Limit: 20 requests / second
Hitting this limit is usually the result of a malfunctioning ACME client. This limit applies collectively to requests for the "new-reg", "new-authz", and "new-cert" ACMEv1 API endpoints and the "new-nonce", "new-account", "new-order", and "revoke-cert" ACMEv2 API endpoints.
Limit: 40 requests / second
Hitting this limit is usually the result of a malfunctioning ACME client. This limit applies collectively to requests for the "/directory" endpoint and the "/acme" directory and subdirectories.
Apex Domain Name
An apex domain name is usually the trailing part of an FQDN registered through a registrar. For instance,
example.com is the apex domain name of
www.example.com. We use the Public Suffix List to determine the apex domain name for any given FQDN.
A certificate is considered a duplicate if it contains the exact same SANs as another certificate, regardless of order.
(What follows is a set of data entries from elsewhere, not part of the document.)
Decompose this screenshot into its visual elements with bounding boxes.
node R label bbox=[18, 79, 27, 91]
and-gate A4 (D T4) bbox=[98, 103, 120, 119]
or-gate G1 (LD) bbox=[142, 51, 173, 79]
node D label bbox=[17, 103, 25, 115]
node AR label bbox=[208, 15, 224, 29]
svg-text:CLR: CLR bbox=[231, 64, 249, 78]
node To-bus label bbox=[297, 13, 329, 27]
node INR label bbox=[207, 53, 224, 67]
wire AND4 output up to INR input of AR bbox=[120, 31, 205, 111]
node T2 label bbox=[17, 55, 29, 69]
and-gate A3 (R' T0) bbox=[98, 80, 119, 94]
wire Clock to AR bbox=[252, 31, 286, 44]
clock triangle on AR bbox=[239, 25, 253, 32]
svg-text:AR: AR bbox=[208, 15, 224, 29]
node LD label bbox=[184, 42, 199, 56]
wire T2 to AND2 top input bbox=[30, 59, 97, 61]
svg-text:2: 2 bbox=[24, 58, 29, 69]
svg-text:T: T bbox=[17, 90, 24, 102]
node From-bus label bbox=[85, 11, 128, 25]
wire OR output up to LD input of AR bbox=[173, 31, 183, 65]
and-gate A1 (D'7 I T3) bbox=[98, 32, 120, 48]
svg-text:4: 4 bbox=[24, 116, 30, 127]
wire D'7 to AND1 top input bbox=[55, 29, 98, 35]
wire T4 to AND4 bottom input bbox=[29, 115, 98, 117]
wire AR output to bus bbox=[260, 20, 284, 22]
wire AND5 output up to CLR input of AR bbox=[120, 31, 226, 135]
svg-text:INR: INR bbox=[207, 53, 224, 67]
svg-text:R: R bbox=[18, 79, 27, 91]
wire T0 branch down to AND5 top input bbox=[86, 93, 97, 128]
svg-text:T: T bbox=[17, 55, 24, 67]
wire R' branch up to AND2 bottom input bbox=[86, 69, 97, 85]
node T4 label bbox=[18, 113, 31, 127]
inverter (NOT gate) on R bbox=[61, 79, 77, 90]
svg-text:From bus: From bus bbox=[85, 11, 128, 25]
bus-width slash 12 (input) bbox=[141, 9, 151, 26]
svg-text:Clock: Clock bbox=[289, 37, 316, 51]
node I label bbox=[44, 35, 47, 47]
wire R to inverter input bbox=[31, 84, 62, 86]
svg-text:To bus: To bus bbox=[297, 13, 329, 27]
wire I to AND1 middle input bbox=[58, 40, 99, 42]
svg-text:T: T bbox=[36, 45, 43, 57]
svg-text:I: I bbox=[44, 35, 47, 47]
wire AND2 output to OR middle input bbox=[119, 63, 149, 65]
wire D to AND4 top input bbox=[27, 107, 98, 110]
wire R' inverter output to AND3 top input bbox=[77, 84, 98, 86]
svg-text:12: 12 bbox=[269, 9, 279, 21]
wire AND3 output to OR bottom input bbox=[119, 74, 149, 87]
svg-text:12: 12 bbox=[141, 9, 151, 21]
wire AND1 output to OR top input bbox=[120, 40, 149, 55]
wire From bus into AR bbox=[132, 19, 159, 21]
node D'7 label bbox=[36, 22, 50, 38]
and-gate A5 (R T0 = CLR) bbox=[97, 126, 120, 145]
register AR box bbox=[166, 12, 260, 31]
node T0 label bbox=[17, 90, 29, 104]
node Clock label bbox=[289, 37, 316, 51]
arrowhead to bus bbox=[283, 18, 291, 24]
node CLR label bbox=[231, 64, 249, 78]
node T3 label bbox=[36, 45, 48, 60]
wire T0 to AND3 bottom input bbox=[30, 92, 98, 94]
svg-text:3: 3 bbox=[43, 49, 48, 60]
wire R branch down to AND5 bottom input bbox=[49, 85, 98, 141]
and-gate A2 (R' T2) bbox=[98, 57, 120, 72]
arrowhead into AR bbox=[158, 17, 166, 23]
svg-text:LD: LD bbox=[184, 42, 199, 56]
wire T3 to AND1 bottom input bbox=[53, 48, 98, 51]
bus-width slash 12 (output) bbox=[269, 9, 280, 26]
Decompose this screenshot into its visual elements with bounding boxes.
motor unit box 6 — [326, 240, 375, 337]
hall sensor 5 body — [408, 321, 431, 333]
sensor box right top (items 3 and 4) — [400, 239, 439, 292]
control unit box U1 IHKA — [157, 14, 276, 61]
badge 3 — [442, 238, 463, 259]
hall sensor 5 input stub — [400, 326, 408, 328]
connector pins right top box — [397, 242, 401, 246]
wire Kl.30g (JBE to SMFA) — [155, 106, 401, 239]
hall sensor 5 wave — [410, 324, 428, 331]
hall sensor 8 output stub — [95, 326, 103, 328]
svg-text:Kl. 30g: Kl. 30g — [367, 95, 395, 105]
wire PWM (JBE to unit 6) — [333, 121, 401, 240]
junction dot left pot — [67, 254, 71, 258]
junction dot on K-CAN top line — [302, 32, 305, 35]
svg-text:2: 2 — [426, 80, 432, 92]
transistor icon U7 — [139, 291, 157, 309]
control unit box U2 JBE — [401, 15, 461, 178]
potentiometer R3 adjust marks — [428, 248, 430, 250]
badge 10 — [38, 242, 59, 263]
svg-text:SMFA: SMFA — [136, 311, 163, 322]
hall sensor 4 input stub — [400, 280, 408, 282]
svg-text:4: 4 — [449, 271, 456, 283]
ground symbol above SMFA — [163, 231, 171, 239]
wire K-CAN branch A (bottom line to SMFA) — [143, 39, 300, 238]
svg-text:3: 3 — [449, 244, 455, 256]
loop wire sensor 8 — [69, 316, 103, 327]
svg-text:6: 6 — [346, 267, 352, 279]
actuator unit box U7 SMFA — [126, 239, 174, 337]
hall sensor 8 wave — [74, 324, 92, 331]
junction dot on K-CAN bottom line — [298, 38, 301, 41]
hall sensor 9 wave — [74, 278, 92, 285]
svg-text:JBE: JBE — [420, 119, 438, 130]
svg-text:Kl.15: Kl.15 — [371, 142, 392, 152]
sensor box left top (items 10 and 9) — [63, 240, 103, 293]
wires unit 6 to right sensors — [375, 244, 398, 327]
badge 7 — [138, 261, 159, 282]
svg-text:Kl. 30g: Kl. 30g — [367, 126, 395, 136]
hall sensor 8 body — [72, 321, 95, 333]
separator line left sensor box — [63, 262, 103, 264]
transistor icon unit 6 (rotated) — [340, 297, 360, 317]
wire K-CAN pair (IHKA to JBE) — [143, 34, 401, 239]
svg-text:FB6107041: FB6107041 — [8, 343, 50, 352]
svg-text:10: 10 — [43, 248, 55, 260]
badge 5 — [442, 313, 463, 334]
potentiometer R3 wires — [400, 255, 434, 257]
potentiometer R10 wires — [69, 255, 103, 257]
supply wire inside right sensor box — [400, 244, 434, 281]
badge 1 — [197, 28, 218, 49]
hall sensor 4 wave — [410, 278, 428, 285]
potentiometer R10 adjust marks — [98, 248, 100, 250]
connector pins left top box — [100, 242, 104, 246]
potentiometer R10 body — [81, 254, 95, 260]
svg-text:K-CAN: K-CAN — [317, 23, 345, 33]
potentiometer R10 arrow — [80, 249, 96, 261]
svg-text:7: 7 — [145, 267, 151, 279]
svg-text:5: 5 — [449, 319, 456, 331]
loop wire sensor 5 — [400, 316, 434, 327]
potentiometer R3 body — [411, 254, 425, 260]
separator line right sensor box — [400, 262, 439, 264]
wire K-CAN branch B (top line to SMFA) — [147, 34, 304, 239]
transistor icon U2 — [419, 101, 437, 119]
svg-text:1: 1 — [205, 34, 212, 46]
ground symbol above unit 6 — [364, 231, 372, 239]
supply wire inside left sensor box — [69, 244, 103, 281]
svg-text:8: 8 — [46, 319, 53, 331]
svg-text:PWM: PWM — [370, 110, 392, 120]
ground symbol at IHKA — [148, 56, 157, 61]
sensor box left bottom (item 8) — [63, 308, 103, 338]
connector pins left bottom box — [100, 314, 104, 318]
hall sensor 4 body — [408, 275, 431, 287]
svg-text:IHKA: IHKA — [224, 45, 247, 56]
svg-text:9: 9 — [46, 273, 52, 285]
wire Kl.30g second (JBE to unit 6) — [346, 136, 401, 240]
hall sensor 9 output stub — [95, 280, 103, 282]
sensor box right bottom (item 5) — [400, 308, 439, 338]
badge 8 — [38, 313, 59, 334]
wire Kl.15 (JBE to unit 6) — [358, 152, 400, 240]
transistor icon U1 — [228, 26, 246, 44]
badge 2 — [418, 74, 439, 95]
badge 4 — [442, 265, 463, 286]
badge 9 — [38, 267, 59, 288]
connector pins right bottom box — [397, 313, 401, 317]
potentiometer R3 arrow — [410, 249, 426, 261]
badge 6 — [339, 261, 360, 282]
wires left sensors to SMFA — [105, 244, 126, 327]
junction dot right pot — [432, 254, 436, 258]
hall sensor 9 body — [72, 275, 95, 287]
A renewal certificate is a duplicate certificate that has been acquired to replace a certificate near expiry.
Fully Qualified Domain Name (FQDN)
An FQDN is a complete domain name consisting of any subdomain names and an apex domain name.
Subject Alternative Name (SAN)
Each FQDN that a certificate covers is listed as a SAN in the certificate. A certificate with multiple SANs is sometimes called a unified communications certificate (UCC). Reducing the number of SANs in a certificate reduces the operational complexity associated with using the certificate, resulting in increased performance and reliability.
Server Name Indication (SNI)
Extension to the TLS protocol by which a webserver discerns which certificate to send to a client based on the hostname requested by the client.